Daily Management Review

What to expect from global economy in 2019?


01/25/2019


Investment Bank Julius Baer does not believe in the onset of a recession this year, but recommends investors to closely monitor the situation in China and the problems of the European Union.



pixabay
pixabay
The current situation in the world indicates an increase in the risk of a slowdown in the global economy, but the probability of a recession this year remains rather low. At the same time, the results of trade negotiations between the United States and China, as well as implementation by Beijing of measures to support business activity in the country, will be key factors for the further dynamics of both the Chinese and world economies.

Markets are on the rise

The global stock markets, which showed the worst dynamics for this month since the depression in December 2018, began an active recovery in 2019 after receiving positive signals from the US Federal Reserve. Key officials of the US Central Bank said that the regulator is in favor of less active than previously expected tightening of monetary policy against the background of moderate inflationary pressure in the economy.

The Fed claims that it does not have a tight interest rate increase program and is ready to be flexible and to respond quickly to economic conditions to support GDP growth. In addition, Fed officials said that the decision to further reduce assets on the balance of the regulator, the state of which causes concern to investors, will not be automatic.

In this regard, the regulator will be guided by its own goals of maintaining the maximum level of employment and price stability. Nevertheless, markets still have to make sure that the Fed will adhere to a softer policy and will not return to harsh rhetoric in the event of significant market growth.

Strategists of Julius Baer took advantage of the significant growth in markets from the lows recorded on December 24, 2018, and left a number of assets included in the NASDAQ 100 index. The funds received are still held in cash and will be reinvested under favorable market conditions.

Global risks

Now the global economy is dominated by several significant factors of uncertainty that adversely affect investor sentiment and business activity. In addition to the policies of key regulators, they are associated with the longest suspension of government work in modern US history. Prospects for ending the of the government shutdown remain vague, and the longer it lasts, the stronger the negative consequences for the growth of the American economy will be.

In addition, further actions by the Fed are poorly predictable. Despite the fact that the US central bank announced its readiness to slow down the process of raising interest rates, it may well return to tightening of monetary policy amid rising stock markets. Perhaps this will be a serious mistake and a negative impact on the dynamics of many assets.

The outlook for US-China foreign trade also raises many questions. Both sides expressed optimism about reaching an agreement on duties, but no specific decisions have been announced yet. Setting the situation will have a strong positive effect on investor sentiment.

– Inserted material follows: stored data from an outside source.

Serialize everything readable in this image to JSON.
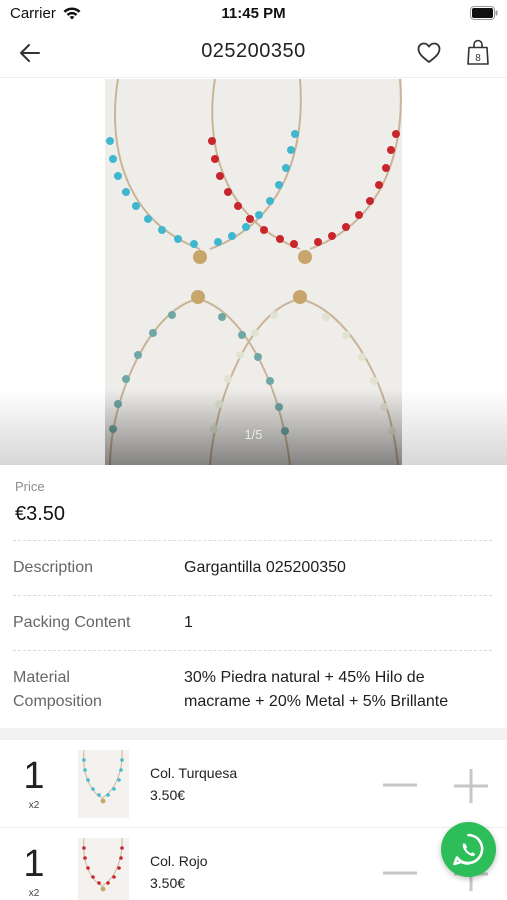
{
  "status_bar": {
    "carrier": "Carrier",
    "time": "11:45 PM"
  },
  "nav": {
    "title": "025200350",
    "cart_count": "8"
  },
  "gallery": {
    "counter": "1/5"
  },
  "price": {
    "label": "Price",
    "value": "€3.50"
  },
  "specs": [
    {
      "label": "Description",
      "value": "Gargantilla 025200350"
    },
    {
      "label": "Packing Content",
      "value": "1"
    },
    {
      "label": "Material Composition",
      "value": "30% Piedra natural + 45% Hilo de macrame + 20% Metal + 5% Brillante"
    }
  ],
  "variants": [
    {
      "qty": "1",
      "multiplier": "x2",
      "name": "Col. Turquesa",
      "price": "3.50€",
      "color": "#46b9cf"
    },
    {
      "qty": "1",
      "multiplier": "x2",
      "name": "Col. Rojo",
      "price": "3.50€",
      "color": "#c8262c"
    }
  ],
  "colors": {
    "accent_whatsapp": "#2dbe5a",
    "control_gray": "#c7c7c7"
  }
}
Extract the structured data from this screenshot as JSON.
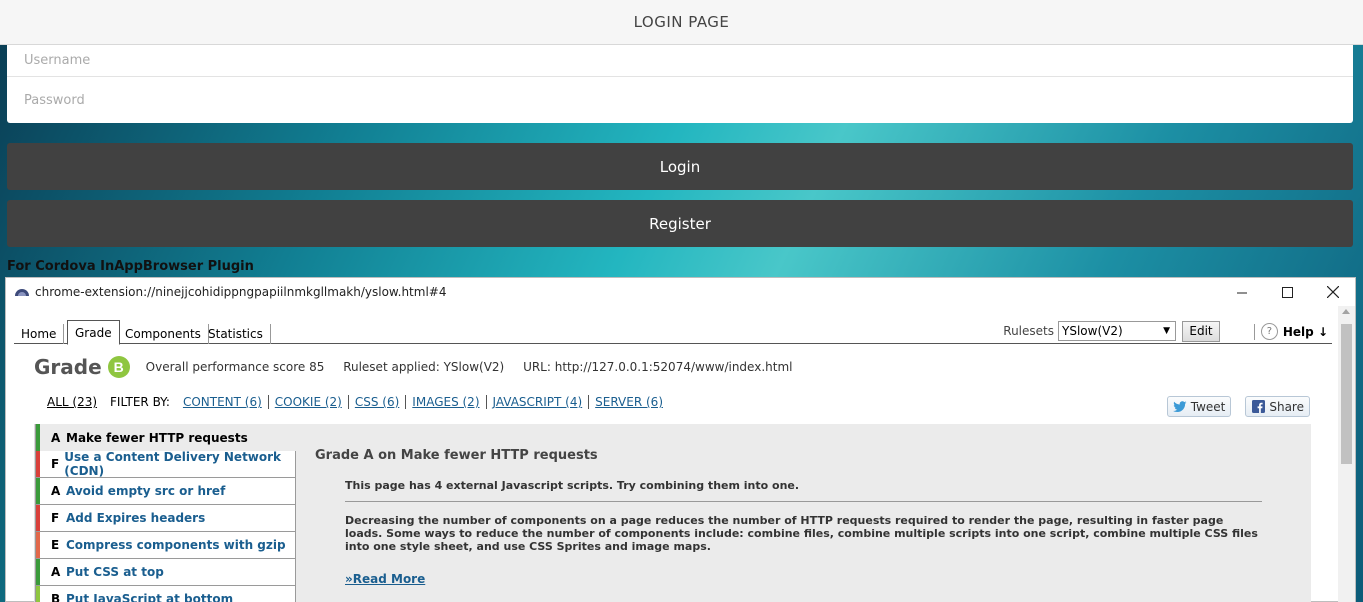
{
  "app": {
    "header_title": "LOGIN PAGE",
    "username_placeholder": "Username",
    "password_placeholder": "Password",
    "login_label": "Login",
    "register_label": "Register",
    "cordova_note": "For Cordova InAppBrowser Plugin"
  },
  "window": {
    "title": "chrome-extension://ninejjcohidippngpapiilnmkgllmakh/yslow.html#4"
  },
  "yslow": {
    "tabs": [
      {
        "label": "Home"
      },
      {
        "label": "Grade"
      },
      {
        "label": "Components"
      },
      {
        "label": "Statistics"
      }
    ],
    "active_tab": "Grade",
    "rulesets_label": "Rulesets",
    "ruleset_selected": "YSlow(V2)",
    "edit_label": "Edit",
    "help_label": "Help ↓",
    "grade_word": "Grade",
    "grade_letter": "B",
    "overall_score": "Overall performance score 85",
    "ruleset_applied": "Ruleset applied: YSlow(V2)",
    "url": "URL: http://127.0.0.1:52074/www/index.html",
    "filter": {
      "all_label": "ALL (23)",
      "filter_by_label": "FILTER BY:",
      "links": [
        {
          "label": "CONTENT (6)"
        },
        {
          "label": "COOKIE (2)"
        },
        {
          "label": "CSS (6)"
        },
        {
          "label": "IMAGES (2)"
        },
        {
          "label": "JAVASCRIPT (4)"
        },
        {
          "label": "SERVER (6)"
        }
      ]
    },
    "tweet_label": "Tweet",
    "share_label": "Share",
    "rules": [
      {
        "grade": "A",
        "name": "Make fewer HTTP requests",
        "color": "#3a9a3a"
      },
      {
        "grade": "F",
        "name": "Use a Content Delivery Network (CDN)",
        "color": "#d9403a"
      },
      {
        "grade": "A",
        "name": "Avoid empty src or href",
        "color": "#3a9a3a"
      },
      {
        "grade": "F",
        "name": "Add Expires headers",
        "color": "#d9403a"
      },
      {
        "grade": "E",
        "name": "Compress components with gzip",
        "color": "#e2684a"
      },
      {
        "grade": "A",
        "name": "Put CSS at top",
        "color": "#3a9a3a"
      },
      {
        "grade": "B",
        "name": "Put JavaScript at bottom",
        "color": "#8fc640"
      }
    ],
    "detail": {
      "title": "Grade A on Make fewer HTTP requests",
      "summary": "This page has 4 external Javascript scripts. Try combining them into one.",
      "description": "Decreasing the number of components on a page reduces the number of HTTP requests required to render the page, resulting in faster page loads. Some ways to reduce the number of components include: combine files, combine multiple scripts into one script, combine multiple CSS files into one style sheet, and use CSS Sprites and image maps.",
      "read_more": "»Read More"
    }
  }
}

Finally, the most noticeable factor of uncertainty is associated with the ongoing Brexit. The British Prime Minister Theresa May was not able to enlist support of the parliament according to the Brexit plan agreed with the European Union even after the vote on it was rescheduled from mid-December to mid-January.

Likelihood of the implementation of the “tough” Brexit scenario remains, although it is small. The majority in the British Parliament, as well as the official Brussels, opposes the unregulated "divorce" of the parties, so the most logical step would be to postpone the official date of Brexit. This increases the likelihood of "soft" exit or rejection of it after the second referendum. 

Tardy growth

Projections for the growth of the global economy are deteriorating following the decline in the main leading indicators. The difference in growth rates between different countries remains significant, and the weakest dynamics is recorded in developing economies with the greatest structural problems. At the same time, in the USA, the indicators are kept at a high level: in spite of ever-increasing risks, the US economy continues to grow at a pace that in the near future will outpace the indicators of other industrialized countries.

In the eurozone, where GDP growth overtook all estimates over several quarters, leading indicators point to the likelihood of a slowdown in dynamics to a fundamentally justified level. Against this background, there are more and more calls for the implementation of fiscal measures to support the economy. The European Central Bank (ECB) may respond to the risks of deterioration in the dynamics of the region’s GDP and postpone the first increase in interest rates. However, the regulator is unlikely to abandon the tightening of monetary policy.